Life is threatened, an attack may occur; Orhan Pamuk sharpened the criticism Orhan Pamuk Literary World

Orhan Pamuk, the Turkish author who won the Nobel prize, hears about the attack on his friend Salman Rushdie in the middle of the night. As he was not used to sleeping for more than four hours continuously, he woke up during his sleep and heard the shocking news. They became friends while in America. Like Rushdie, Pamuk lives under the shadow of threats. For talking about Turkey’s genocide against the Kurds. Most recently, in the novel Nights of Plague, the founder of modern Turkey, Mustafa Kemal Atatürk, was insulted. At one point Pamuk’s travels were surrounded by three security guards. Not having the freedom to walk freely through the streets of my beloved Istanbul or even to enter a coffee shop and get a coffee. But Pamuk seriously says that now only one person guards his life instead of three people. Half joking. Yes, he said, Turkey is also ‘changing’. That is ongoing. Knowing that it would invite criticism.

Pamuk had to appear before the investigators twice because of the new novel. She asked him to indicate in which page of the novel he insulted Turkey. But the public prosecutor replied that he could not point to a specific page. The investigation is not over yet. Pamuk was not expelled. It only says that it continues.

Pamuk, now 70, no longer lives in Istanbul. With his wife in a will for rent on an island an hour and a half from the city. He recently got married after years of friendship. He is currently working on his latest novel. Hours of research and writing every day.

Plague Knights is a theme that Pamuk has been with for 40 years. There are references to the plague in early novels such as Y Castell Gwyn. Finally, in 2016, it was decided to make the novel a reality. He also knew that a regime led by Erdoğan in Turkey would remember the days of the plague. After three years of research, by the time I started writing in 2020, Covid had gripped the world. Pamuk looked at the manuscript and was disturbed. The fear and anxiety of the days of the plague have returned throughout the world. People are confined to their homes in reeds for fear of infection. Countries are closing their doors. When an aunt who lived just two blocks away from Pamuk’s residence died of Covid-19, he asked his wife Ash Akyavas:

I write novels about people dying in droves like flies. Do you think I’m a cruel person?

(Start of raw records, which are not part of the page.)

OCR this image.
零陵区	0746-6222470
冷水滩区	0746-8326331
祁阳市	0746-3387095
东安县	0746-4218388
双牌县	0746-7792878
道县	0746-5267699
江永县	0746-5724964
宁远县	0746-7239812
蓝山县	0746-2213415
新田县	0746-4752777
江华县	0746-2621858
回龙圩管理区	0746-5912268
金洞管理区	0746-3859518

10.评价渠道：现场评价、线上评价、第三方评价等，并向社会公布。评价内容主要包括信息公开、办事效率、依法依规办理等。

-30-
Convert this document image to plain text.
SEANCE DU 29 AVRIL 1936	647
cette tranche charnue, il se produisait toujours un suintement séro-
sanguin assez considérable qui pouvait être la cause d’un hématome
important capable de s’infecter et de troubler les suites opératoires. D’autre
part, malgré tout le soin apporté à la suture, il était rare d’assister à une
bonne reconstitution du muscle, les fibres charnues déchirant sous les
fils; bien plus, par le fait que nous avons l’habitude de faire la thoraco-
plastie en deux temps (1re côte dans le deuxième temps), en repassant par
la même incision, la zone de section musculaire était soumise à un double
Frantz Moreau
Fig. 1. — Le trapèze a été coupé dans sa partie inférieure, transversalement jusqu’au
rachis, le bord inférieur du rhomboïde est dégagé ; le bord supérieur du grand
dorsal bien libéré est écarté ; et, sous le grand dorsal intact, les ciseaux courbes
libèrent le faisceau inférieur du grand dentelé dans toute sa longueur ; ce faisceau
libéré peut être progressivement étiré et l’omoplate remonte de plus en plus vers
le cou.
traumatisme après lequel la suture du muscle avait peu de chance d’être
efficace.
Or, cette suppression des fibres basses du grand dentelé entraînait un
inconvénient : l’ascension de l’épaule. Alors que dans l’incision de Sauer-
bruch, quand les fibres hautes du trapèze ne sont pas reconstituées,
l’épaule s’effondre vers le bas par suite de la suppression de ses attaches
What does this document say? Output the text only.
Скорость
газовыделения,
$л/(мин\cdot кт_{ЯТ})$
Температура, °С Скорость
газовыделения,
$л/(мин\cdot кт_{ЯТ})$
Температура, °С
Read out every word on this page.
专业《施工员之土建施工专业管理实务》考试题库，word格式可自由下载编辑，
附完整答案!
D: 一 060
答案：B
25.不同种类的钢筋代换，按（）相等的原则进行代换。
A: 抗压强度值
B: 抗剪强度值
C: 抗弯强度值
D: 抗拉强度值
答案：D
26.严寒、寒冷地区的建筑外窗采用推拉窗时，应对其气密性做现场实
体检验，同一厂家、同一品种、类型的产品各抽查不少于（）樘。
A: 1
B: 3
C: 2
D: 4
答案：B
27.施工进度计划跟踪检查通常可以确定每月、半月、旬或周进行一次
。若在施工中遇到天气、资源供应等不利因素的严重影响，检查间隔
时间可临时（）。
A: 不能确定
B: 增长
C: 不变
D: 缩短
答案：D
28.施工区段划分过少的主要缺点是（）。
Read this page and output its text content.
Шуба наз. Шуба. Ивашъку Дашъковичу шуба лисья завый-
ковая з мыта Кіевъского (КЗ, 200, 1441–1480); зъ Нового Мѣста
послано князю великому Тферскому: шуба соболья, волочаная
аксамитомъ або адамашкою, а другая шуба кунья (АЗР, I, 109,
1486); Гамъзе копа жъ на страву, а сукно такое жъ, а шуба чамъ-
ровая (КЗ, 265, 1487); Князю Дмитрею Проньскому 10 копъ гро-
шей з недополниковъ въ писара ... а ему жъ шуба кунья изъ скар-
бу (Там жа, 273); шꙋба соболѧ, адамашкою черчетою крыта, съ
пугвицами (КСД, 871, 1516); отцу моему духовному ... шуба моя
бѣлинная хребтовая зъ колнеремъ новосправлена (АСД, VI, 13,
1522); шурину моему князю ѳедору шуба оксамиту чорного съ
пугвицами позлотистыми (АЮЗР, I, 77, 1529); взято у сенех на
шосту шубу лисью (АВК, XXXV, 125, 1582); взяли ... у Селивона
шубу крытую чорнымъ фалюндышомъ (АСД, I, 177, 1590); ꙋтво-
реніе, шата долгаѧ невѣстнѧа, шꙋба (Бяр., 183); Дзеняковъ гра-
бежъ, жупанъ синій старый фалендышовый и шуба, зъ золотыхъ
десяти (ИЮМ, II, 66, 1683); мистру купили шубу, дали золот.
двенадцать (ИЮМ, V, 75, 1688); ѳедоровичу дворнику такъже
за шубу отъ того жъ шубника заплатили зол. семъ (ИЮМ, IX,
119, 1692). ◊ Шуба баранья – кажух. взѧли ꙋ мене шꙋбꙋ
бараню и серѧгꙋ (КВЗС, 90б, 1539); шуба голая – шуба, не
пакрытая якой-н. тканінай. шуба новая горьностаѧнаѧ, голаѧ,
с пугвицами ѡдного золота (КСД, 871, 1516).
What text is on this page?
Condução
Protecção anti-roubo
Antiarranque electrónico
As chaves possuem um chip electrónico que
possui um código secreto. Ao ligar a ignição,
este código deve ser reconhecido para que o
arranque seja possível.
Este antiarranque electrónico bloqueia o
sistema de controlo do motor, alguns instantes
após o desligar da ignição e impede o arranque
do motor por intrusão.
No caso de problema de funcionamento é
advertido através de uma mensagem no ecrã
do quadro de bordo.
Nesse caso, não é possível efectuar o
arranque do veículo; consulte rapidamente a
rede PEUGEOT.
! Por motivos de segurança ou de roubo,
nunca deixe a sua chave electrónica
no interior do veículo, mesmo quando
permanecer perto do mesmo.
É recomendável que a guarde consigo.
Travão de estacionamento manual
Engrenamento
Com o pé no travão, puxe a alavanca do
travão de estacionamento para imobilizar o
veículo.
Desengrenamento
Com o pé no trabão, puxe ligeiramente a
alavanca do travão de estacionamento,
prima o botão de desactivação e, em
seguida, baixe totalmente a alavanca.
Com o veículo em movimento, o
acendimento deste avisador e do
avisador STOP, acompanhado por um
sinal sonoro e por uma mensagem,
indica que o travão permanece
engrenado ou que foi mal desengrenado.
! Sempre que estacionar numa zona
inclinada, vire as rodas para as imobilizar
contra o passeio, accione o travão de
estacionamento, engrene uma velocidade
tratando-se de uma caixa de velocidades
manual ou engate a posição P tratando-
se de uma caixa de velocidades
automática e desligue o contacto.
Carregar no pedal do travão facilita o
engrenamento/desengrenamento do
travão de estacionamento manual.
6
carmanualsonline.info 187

Seeing the words come true with a prophetic nature, he stopped writing, but after the world was free of covid, Pamuk completed and published the novel. The novel came out in 2021 when Turkey was in total lockdown. Pamuk’s novels were readily available in bookstores. But all the shops were closed. There was not a single person to be seen on the street.

The attack on a trade center in the United States came when the novel Snow, which discussed the threat of religious fundamentalists, was released. In one chapter of the novel, Osama bin Laden appeared as a character. But he dropped the role before it was announced. Since then, politics has been the main theme of his novels. He also says that he cannot live as a famous novelist in Turkey without politics.

Pamuk says that he is also a person who worships the Ottoman Empire, but I do not agree with the unjust conquest of other countries. Violence and injustice cannot be tolerated.

He does not bow his head even when faced with an investigation. Say what needs to be said, no matter how strong the opposition and persecution.

In modern times, Pamuk writes with fountain pen ink. He starts writing every day after filling four pens. He only uses the computer to catch up on news and read mail.

Pamuk says that attacks like those against Rushdie come from the neglected. From those who ignore, oppress and ignore. It is the writer’s job to make such people visible through writing. Writers should raise their voices for democracy. And for freedom of expression. Pamuk says that although he is disappointed with the way the world is going, he has hope for the future.

Why shouldn’t I be optimistic? Oppressors will be oppressed once – says Pamuk confidently.